Hello to all the lovely and loving family and friends like you that I have been blessed to have in my life and on this journey.  I've been trying to compose this long letter to you for about a month and find it a very stressful and difficult  task.  I hope that it's not a final note, but the reality of it is, that it might be.  As I told you before, the oncologist has run out of chemo and other treatments to throw at my cancer.  So after several difficult discussions with various doctors, other medical specialists and especially with Dave, Scott and Julia, I have come to the conclusion that after three-plus years of struggling to fight this condition, and balancing quantity of life with quality of life, it was time to now let the disease take it course and come to it's natural conclusion.  Only God knows when that will be.  The oncologist is guessing two to four months, but it is just that, a guess. 

Since I have been so physically strong through all this, with nothing else wrong...no heart trouble, nor diabetes, etc., she can't make an accurate estimation.
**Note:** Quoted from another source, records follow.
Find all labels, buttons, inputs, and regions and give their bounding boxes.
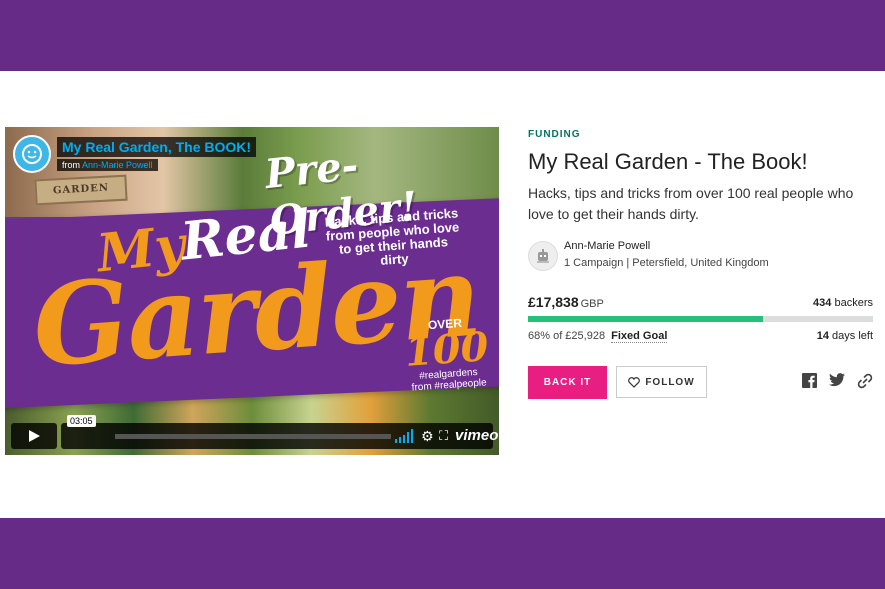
back-it-button[interactable]: BACK IT — [528, 366, 607, 399]
follow-button[interactable]: FOLLOW — [616, 366, 707, 398]
backers-count: 434 backers — [813, 297, 873, 309]
play-button[interactable] — [11, 423, 57, 449]
video-duration: 03:05 — [67, 415, 96, 427]
goal-percent-text: 68% of £25,928 — [528, 330, 606, 342]
fullscreen-icon[interactable]: ⛶ — [439, 428, 448, 444]
video-title-box: My Real Garden, The BOOK! from Ann-Marie… — [13, 135, 257, 173]
heart-icon — [628, 376, 641, 388]
smiley-icon — [22, 144, 42, 164]
video-byline: from Ann-Marie Powell — [57, 159, 158, 171]
cover-over-100-badge: OVER 100 #realgardens from #realpeople — [403, 314, 492, 394]
video-player[interactable]: GARDEN Pre-Order! Hacks, tips and tricks… — [5, 127, 499, 455]
bottom-band — [0, 518, 885, 589]
robot-avatar-icon — [537, 249, 549, 263]
video-progress-track[interactable] — [115, 434, 391, 439]
project-blurb: Hacks, tips and tricks from over 100 rea… — [528, 185, 854, 222]
creator-avatar[interactable] — [528, 241, 558, 271]
video-title-link[interactable]: My Real Garden, The BOOK! — [57, 137, 257, 157]
goal-type-tooltip[interactable]: Fixed Goal — [611, 330, 668, 343]
backers-number: 434 — [813, 297, 832, 309]
video-controls: ⚙ ⛶ vimeo 03:05 — [11, 415, 498, 449]
garden-sign: GARDEN — [34, 174, 128, 206]
backers-label: backers — [834, 297, 873, 309]
funding-progress-fill — [528, 316, 763, 322]
project-title: My Real Garden - The Book! — [528, 149, 808, 174]
cover-count: 100 — [403, 323, 490, 376]
volume-icon[interactable] — [395, 429, 415, 443]
follow-label: FOLLOW — [645, 376, 695, 388]
days-left: 14 days left — [817, 330, 873, 342]
top-band — [0, 0, 885, 71]
play-icon — [29, 430, 40, 442]
video-author-link[interactable]: Ann-Marie Powell — [82, 160, 153, 170]
category-label: FUNDING — [528, 129, 581, 140]
funding-progress-bar — [528, 316, 873, 322]
video-owner-avatar[interactable] — [13, 135, 51, 173]
video-from-label: from — [62, 160, 80, 170]
facebook-icon[interactable] — [802, 373, 817, 388]
days-number: 14 — [816, 330, 829, 342]
link-icon[interactable] — [857, 373, 873, 389]
days-label: days left — [832, 330, 873, 342]
twitter-icon[interactable] — [829, 373, 845, 387]
control-bar: ⚙ ⛶ vimeo — [61, 423, 498, 449]
settings-gear-icon[interactable]: ⚙ — [421, 428, 434, 444]
vimeo-logo[interactable]: vimeo — [455, 427, 498, 444]
pledged-amount: £17,838 — [528, 294, 579, 310]
pledged-currency: GBP — [580, 298, 604, 310]
creator-name-link[interactable]: Ann-Marie Powell — [564, 240, 650, 252]
amount-pledged: £17,838 GBP — [528, 294, 604, 310]
goal-line: 68% of £25,928 Fixed Goal — [528, 330, 668, 343]
creator-meta: 1 Campaign | Petersfield, United Kingdom — [564, 257, 769, 269]
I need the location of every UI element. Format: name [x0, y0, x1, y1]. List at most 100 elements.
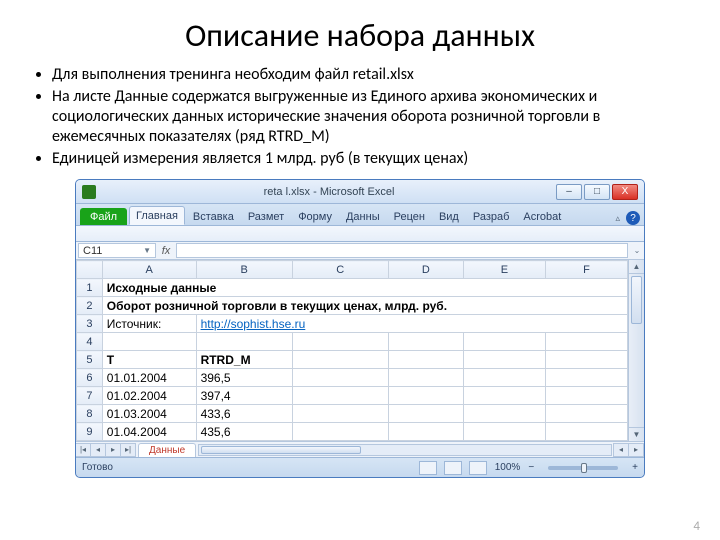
cell[interactable]: Исходные данные	[102, 279, 627, 297]
cell[interactable]	[388, 423, 463, 441]
cell[interactable]	[292, 423, 388, 441]
sheet-nav-first[interactable]: |◂	[75, 443, 91, 457]
cell[interactable]	[463, 351, 545, 369]
formula-bar[interactable]	[176, 243, 628, 258]
sheet-nav-next[interactable]: ▸	[105, 443, 121, 457]
row-header[interactable]: 6	[77, 369, 103, 387]
help-icon[interactable]: ?	[626, 211, 640, 225]
formula-bar-expand-icon[interactable]: ⌄	[630, 242, 644, 259]
namebox[interactable]: C11 ▼	[78, 243, 156, 258]
cell[interactable]: Источник:	[102, 315, 196, 333]
view-normal-button[interactable]	[419, 461, 437, 475]
row-header[interactable]: 4	[77, 333, 103, 351]
file-tab[interactable]: Файл	[80, 208, 127, 225]
formula-bar-row: C11 ▼ fx ⌄	[76, 242, 644, 260]
col-header[interactable]: C	[292, 261, 388, 279]
cell[interactable]	[463, 423, 545, 441]
ribbon-tabstrip: Файл Главная Вставка Размет Форму Данны …	[76, 204, 644, 226]
cell[interactable]: 01.04.2004	[102, 423, 196, 441]
ribbon-tab-insert[interactable]: Вставка	[187, 208, 240, 225]
hscroll-left-icon[interactable]: ◂	[613, 443, 629, 457]
cell-link[interactable]: http://sophist.hse.ru	[196, 315, 627, 333]
ribbon-tab-data[interactable]: Данны	[340, 208, 386, 225]
spreadsheet-grid[interactable]: A B C D E F 1Исходные данные2Оборот розн…	[76, 260, 628, 441]
cell[interactable]: 01.01.2004	[102, 369, 196, 387]
ribbon-tab-home[interactable]: Главная	[129, 206, 185, 225]
maximize-button[interactable]: □	[584, 184, 610, 200]
ribbon-tab-view[interactable]: Вид	[433, 208, 465, 225]
row-header[interactable]: 1	[77, 279, 103, 297]
ribbon-minimize-icon[interactable]: ▵	[615, 213, 620, 224]
hscroll-right-icon[interactable]: ▸	[628, 443, 644, 457]
zoom-out-icon[interactable]: −	[528, 462, 534, 473]
sheet-nav-last[interactable]: ▸|	[120, 443, 136, 457]
namebox-dropdown-icon[interactable]: ▼	[143, 246, 151, 255]
cell[interactable]	[196, 333, 292, 351]
sheet-nav-prev[interactable]: ◂	[90, 443, 106, 457]
fx-label[interactable]: fx	[156, 242, 176, 259]
cell[interactable]	[545, 333, 627, 351]
ribbon-tab-formulas[interactable]: Форму	[292, 208, 338, 225]
scroll-thumb[interactable]	[631, 276, 642, 324]
cell[interactable]	[463, 333, 545, 351]
col-header[interactable]: E	[463, 261, 545, 279]
hscroll-thumb[interactable]	[201, 446, 361, 454]
row-header[interactable]: 3	[77, 315, 103, 333]
vertical-scrollbar[interactable]: ▲ ▼	[628, 260, 644, 441]
cell[interactable]	[545, 423, 627, 441]
cell[interactable]	[463, 369, 545, 387]
row-header[interactable]: 8	[77, 405, 103, 423]
row-header[interactable]: 7	[77, 387, 103, 405]
cell[interactable]: 01.02.2004	[102, 387, 196, 405]
cell[interactable]	[292, 369, 388, 387]
cell[interactable]	[388, 405, 463, 423]
ribbon-tab-developer[interactable]: Разраб	[467, 208, 516, 225]
row-header[interactable]: 9	[77, 423, 103, 441]
cell[interactable]	[545, 387, 627, 405]
cell[interactable]	[545, 369, 627, 387]
cell[interactable]: 433,6	[196, 405, 292, 423]
col-header[interactable]: A	[102, 261, 196, 279]
ribbon-tab-layout[interactable]: Размет	[242, 208, 290, 225]
cell[interactable]	[388, 333, 463, 351]
cell[interactable]	[545, 351, 627, 369]
view-pagebreak-button[interactable]	[469, 461, 487, 475]
cell[interactable]	[388, 387, 463, 405]
cell[interactable]: Оборот розничной торговли в текущих цена…	[102, 297, 627, 315]
cell[interactable]	[292, 333, 388, 351]
cell-header[interactable]: T	[102, 351, 196, 369]
zoom-slider-thumb[interactable]	[581, 463, 587, 473]
select-all-corner[interactable]	[77, 261, 103, 279]
sheet-tab[interactable]: Данные	[138, 443, 196, 457]
cell[interactable]: 01.03.2004	[102, 405, 196, 423]
row-header[interactable]: 2	[77, 297, 103, 315]
cell[interactable]	[545, 405, 627, 423]
cell[interactable]	[292, 387, 388, 405]
scroll-up-icon[interactable]: ▲	[629, 260, 644, 274]
cell[interactable]: 396,5	[196, 369, 292, 387]
cell-header[interactable]: RTRD_M	[196, 351, 292, 369]
ribbon-tab-review[interactable]: Рецен	[388, 208, 431, 225]
cell[interactable]: 435,6	[196, 423, 292, 441]
cell[interactable]	[292, 351, 388, 369]
cell[interactable]	[463, 387, 545, 405]
scroll-down-icon[interactable]: ▼	[629, 427, 644, 441]
minimize-button[interactable]: –	[556, 184, 582, 200]
cell[interactable]	[463, 405, 545, 423]
titlebar[interactable]: reta l.xlsx - Microsoft Excel – □ X	[76, 180, 644, 204]
col-header[interactable]: B	[196, 261, 292, 279]
row-header[interactable]: 5	[77, 351, 103, 369]
view-pagelayout-button[interactable]	[444, 461, 462, 475]
ribbon-tab-acrobat[interactable]: Acrobat	[517, 208, 567, 225]
cell[interactable]	[388, 351, 463, 369]
zoom-in-icon[interactable]: +	[632, 462, 638, 473]
zoom-slider[interactable]	[548, 466, 618, 470]
close-button[interactable]: X	[612, 184, 638, 200]
cell[interactable]	[388, 369, 463, 387]
col-header[interactable]: D	[388, 261, 463, 279]
cell[interactable]: 397,4	[196, 387, 292, 405]
cell[interactable]	[102, 333, 196, 351]
horizontal-scrollbar[interactable]	[198, 444, 612, 456]
cell[interactable]	[292, 405, 388, 423]
col-header[interactable]: F	[545, 261, 627, 279]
I have been a surprise to my doctors through all this, recovering from surgeries and chemos that they assumed would put me down.

Since my last operation and twelve radiaton treatments in September, I have been able to increase my daily walk lengths to an hour plus.  It certainly increases my stamina and helps reduce my stress level. 

All this has emotionally been very difficult for me, but also for Dave, Scott and Julia, but they have been understanding and loving throughout, allowing me to lean heavilly on them emotionally and physically to help me get through dark, difficult moments, hours, days and I'm deeply grateful to them for their loving support.

My pillbox is now a "double decker" and I require Dave's help to keep it all straight.

Problems are still pouring.  Last week my nurse saw some suspicious spots on my body and forced my primary care doctor to give me an immediate appointment.  She quickly diagnosed it as shingles (oh joy, oh joy) and sent me immediately to the Emergency Room where a doctor administered interveinous antiviral meds, and gave me five horse pills to choke down with water and applesauce.  The good news is that I'm no longer contageous...a fact for which I am very greatful.  The bad news is I have a week's worth of huge pills to somehow get down.  Ah well, at least the medicines exists.

Since I seem to be at the point of no return, and on the advice of my doctors, I've made the difficult decision to begin Hospice care associated with my hospital.  I won't be going anywhere.  This wonderful organization allows me to stay in my own home and, when needed, they will come to me.

Through all this stew of hard news, there is some happy news.  A couple weeks ago we had a brief, but happy visit from Rebecca.  It was so nice to see her again after so many years.

Plus, my life-long friend, Jackie Beuche Rinehart, was up from Texas for a three joyful day visit.  And later this week, sister Betty is scheduled to come to visit the "west coast part of the family" for a few days.  How lucky I feel to see all of them again.

Love, Sudie


02/23/15 11:51 PM #2    

Patricia Cassell (Miller)

What an amazing woman. Feel so fortunate to have known her.